When Africanus asked who, in Hannibal’s opinion, was the greatest general, Hannibal named Alexander… as to whom he would rank second, Hannibal selected Pyrrhus… asking whom Hannibal considered third, he named himself without hesitation. Then Scipio broke into a laugh and said, “What would you say if you had defeated me?”
Like Hannibal, I wanted to rank powerful leaders in the history of warfare. Unlike Hannibal, I sought to use data to determine a general’s abilities, rather than specific accounts of generals’ achievements. The result is a system for ranking every prominent commander in military history.
Inspired by baseball sabermetrics, I opted to use a system of Wins Above Replacement (WAR). WAR is often used as an estimate of a baseball player’s contributions to his team. It calculates the total wins added (or subtracted) by the player compared to a replacement-level player. For example, a baseball player with 5 WAR contributed 5 additional wins to his team, compared to the average contributions of a high-level minor league player. WAR is far from perfect, but provides a way to compare players based on one statistic.
I adopted WAR to estimate a given military tactician’s contributions beyond or below an average general. My model, which I explain below, provides an estimate for the performance of an average general in any given circumstances. I can then evaluate a general’s quality based on how much they exceeded or fell short of a replacement general in the same circumstances (assuming a replacement general would perform at an average level). In other words, I would find the generals’ WAR, in war.

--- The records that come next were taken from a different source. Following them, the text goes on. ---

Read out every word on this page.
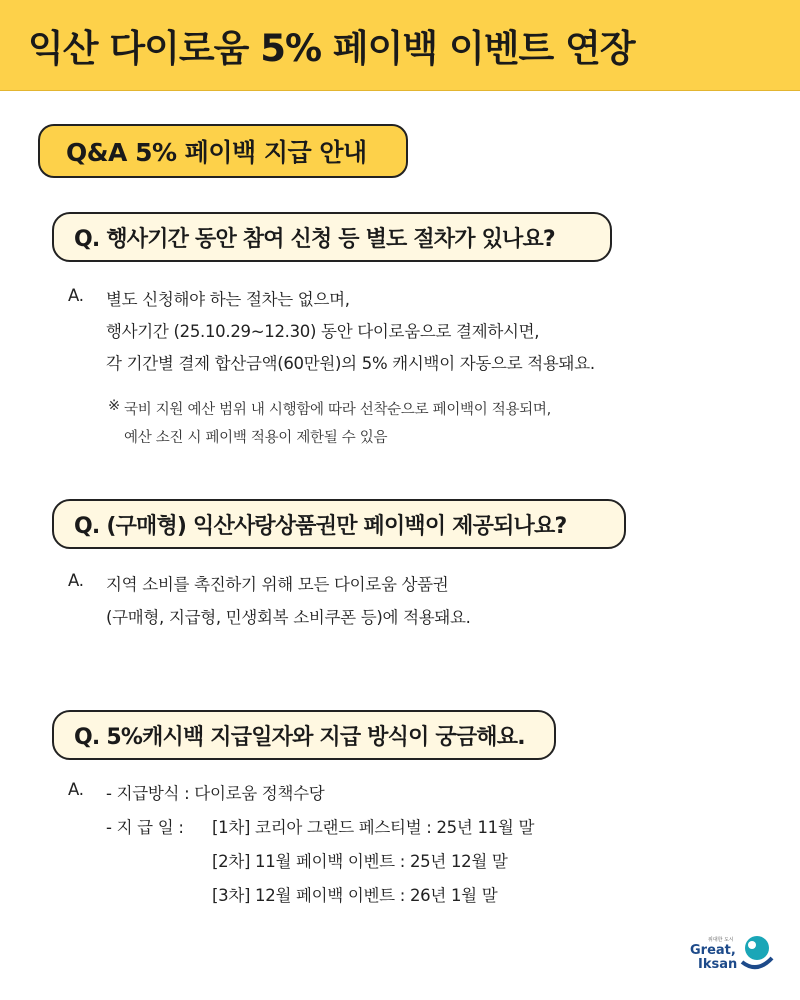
익산 다이로움 5% 페이백 이벤트 연장
Q&A 5% 페이백 지급 안내
Q. 행사기간 동안 참여 신청 등 별도 절차가 있나요?
A. 별도 신청해야 하는 절차는 없으며,
행사기간 (25.10.29~12.30) 동안 다이로움으로 결제하시면,
각 기간별 결제 합산금액(60만원)의 5% 캐시백이 자동으로 적용돼요.
※ 국비 지원 예산 범위 내 시행함에 따라 선착순으로 페이백이 적용되며,
예산 소진 시 페이백 적용이 제한될 수 있음
Q. (구매형) 익산사랑상품권만 페이백이 제공되나요?
A. 지역 소비를 촉진하기 위해 모든 다이로움 상품권
(구매형, 지급형, 민생회복 소비쿠폰 등)에 적용돼요.
Q. 5%캐시백 지급일자와 지급 방식이 궁금해요.
A. - 지급방식 : 다이로움 정책수당
- 지 급 일 : [1차] 코리아 그랜드 페스티벌 : 25년 11월 말
[2차] 11월 페이백 이벤트 : 25년 12월 말
[3차] 12월 페이백 이벤트 : 26년 1월 말
위대한 도시
Great,
Iksan
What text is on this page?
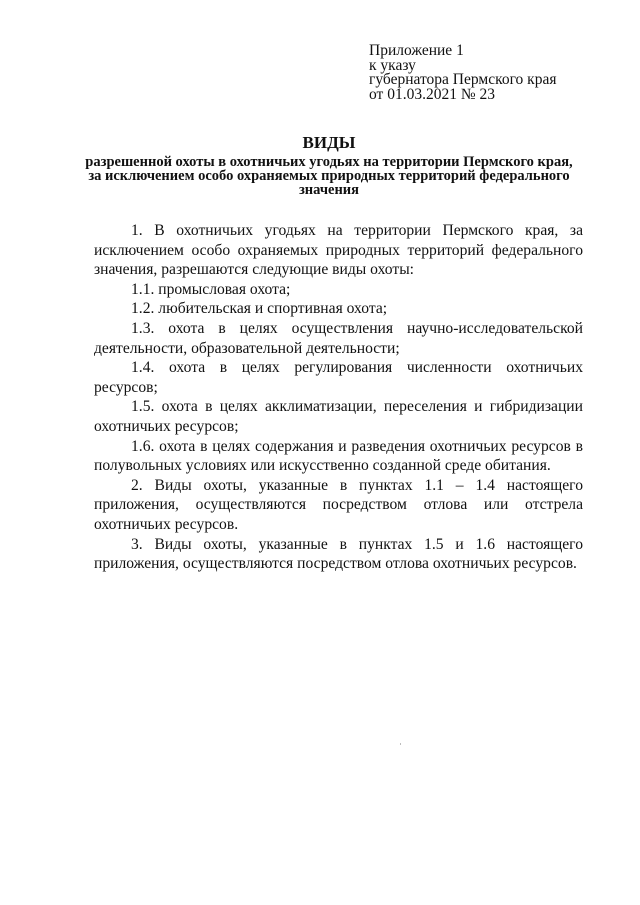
Приложение 1
к указу
губернатора Пермского края
от 01.03.2021 № 23
ВИДЫ
разрешенной охоты в охотничьих угодьях на территории Пермского края, за исключением особо охраняемых природных территорий федерального значения

1. В охотничьих угодьях на территории Пермского края, за исключением особо охраняемых природных территорий федерального значения, разрешаются следующие виды охоты:

1.1. промысловая охота;

1.2. любительская и спортивная охота;

1.3. охота в целях осуществления научно-исследовательской деятельности, образовательной деятельности;

1.4. охота в целях регулирования численности охотничьих ресурсов;

1.5. охота в целях акклиматизации, переселения и гибридизации охотничьих ресурсов;

1.6. охота в целях содержания и разведения охотничьих ресурсов в полувольных условиях или искусственно созданной среде обитания.

2. Виды охоты, указанные в пунктах 1.1 – 1.4 настоящего приложения, осуществляются посредством отлова или отстрела охотничьих ресурсов.

3. Виды охоты, указанные в пунктах 1.5 и 1.6 настоящего приложения, осуществляются посредством отлова охотничьих ресурсов.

My first challenge was constructing a reliable dataset. Since I was unable to find a comprehensive dataset of historical battles, I decided to build my own. I used Wikipedia’s lists of battles as a starting point. While not comprehensive, Wikipedia’s lists include 3,580 unique battles and 6619 generals, which provided a sufficient sample to create a model. I then developed a function that could scrape key information for each battle, including all of the commanders involved in the battle, the total forces available to those commanders, and the outcome of the battle. The resulting dataset provided a large sample of battles to create a baseline (replacement-level) performance, against which I would compare the performance of individual generals.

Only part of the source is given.